Let’s Rethink the Shrub

October 22, 2020

Story: Matt Rodbard

photo: Alex Lau

In its third-wave reimagining, drinking vinegar has collected a new set of flavors and ingredients, from celery to pumpkin, kombu to plum.

“Vinegar can be a bully,” admits Sean Umstead, describing the endless battle to build something drinkable from it. But when a bartender like Umstead, owner of Kingfisher in Durham, North Carolina, hits the shrub lottery, the pyrotechnics on the palate can be more than worth it.

A combination of fruit and sugar acidified to preserve the mixture, shrubs—or drinking vinegars as they’re often known—were first popularized during the American Colonial period. In their second wave they were revived, alongside other period drinking curiosities, like applejack and the flip, by adventurous bartenders in the 2010s. Today, with the rise of non-alcoholic drinks and a general shift to more bitter and sour flavors, shrubs have found popularity in a third wave—and this time around vegetables often take the place of fruit.

A successful shrub story can play out for both spirited cocktails and non-alcoholic beverages alike, adding excitement in a sea of blah. “It’s the same way that a great whiskey adds complexity to a sour that lemonade doesn’t have," says Umstead. "Vinegar contains those fermented, microbial phenolics and flavors that build depth, nuance and intrigue into a drink.” But shrubs, like other once-obscure ingredients like sherry and madeira, take some championing.

Julia Bainbridge, a journalist and author of Good Drinks, was won over during her time reporting the book, traveling the country bar to bar, as a means of surveying just how elaborate, and even experimental, the non-alcoholic drink (née mocktail) has become. “What I love about shrubs is that there’s no doubt that they’re adult beverages,” she says. “The combination of vinegar and fruit (or whatever else you’re using) is much more sophisticated than a sugary soda.” Bainbridge included two shrub recipes in her book, including a vegetal riff used in a Squash & Sorghum cocktail, and spotted versions made with celery, pumpkin, tomato, fennel, plum, peppercorns, coriander, cilantro and basil. “Whatever it is, you can likely shrub it,” she says.

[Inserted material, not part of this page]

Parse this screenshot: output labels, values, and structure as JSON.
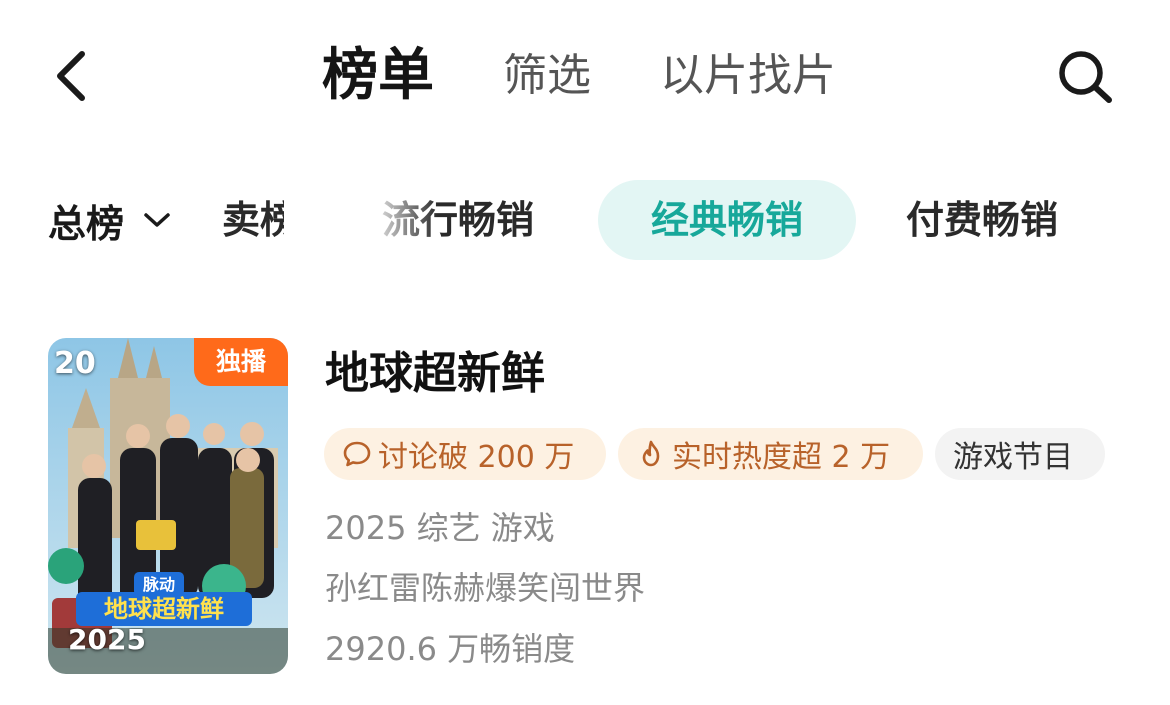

For Christina Crawford, who runs the Brooklyn-based Tart Vinegar, a brand of cooking and drinking vinegars selling inventive expressions made from celery to grapefruit to kombu, shrubs offer an opportunity for smaller companies to participate in the drinks world without the regulations required for traditional booze startups. “The access to incredible ingredients and making a thing that makes you feel better, that’s the appeal,” she says.

For others in the industry, shrubs are a way to revisit American drinking history. “In Colonial times, they didn’t know about vitamins and the benefits of probiotics in vinegars, but they knew they could feel better by drinking these preserved fruit concoctions during the harsh winters,” says Alex Anderson, a bartender at Cure in New Orleans. She points to the Roffignac cocktail, named after a beloved mayor of New Orleans who served from 1820 to 1828, and later lionized in Stanley Clisby Arthur’s Famous New Orleans Drinks and How to Mix ’Em, published in 1937, as an example of an early shrub cocktail. The drink’s original build called for Cognac, soda and a mysterious raspberry syrup, which was highly acidic and more aligned with what we consider a shrub.

For Anderson, who has created 15 shrubs in her 14 years bartending, the modern shrub offers an exciting, and practical, way to add complexity to a cocktail. “Tweaking a product like that can be very satisfying and a way to introduce uncommon flavors to drinks.” Plus, she says, “shrubs last longer than syrups in fridges, so production-wise, it’s a good idea.”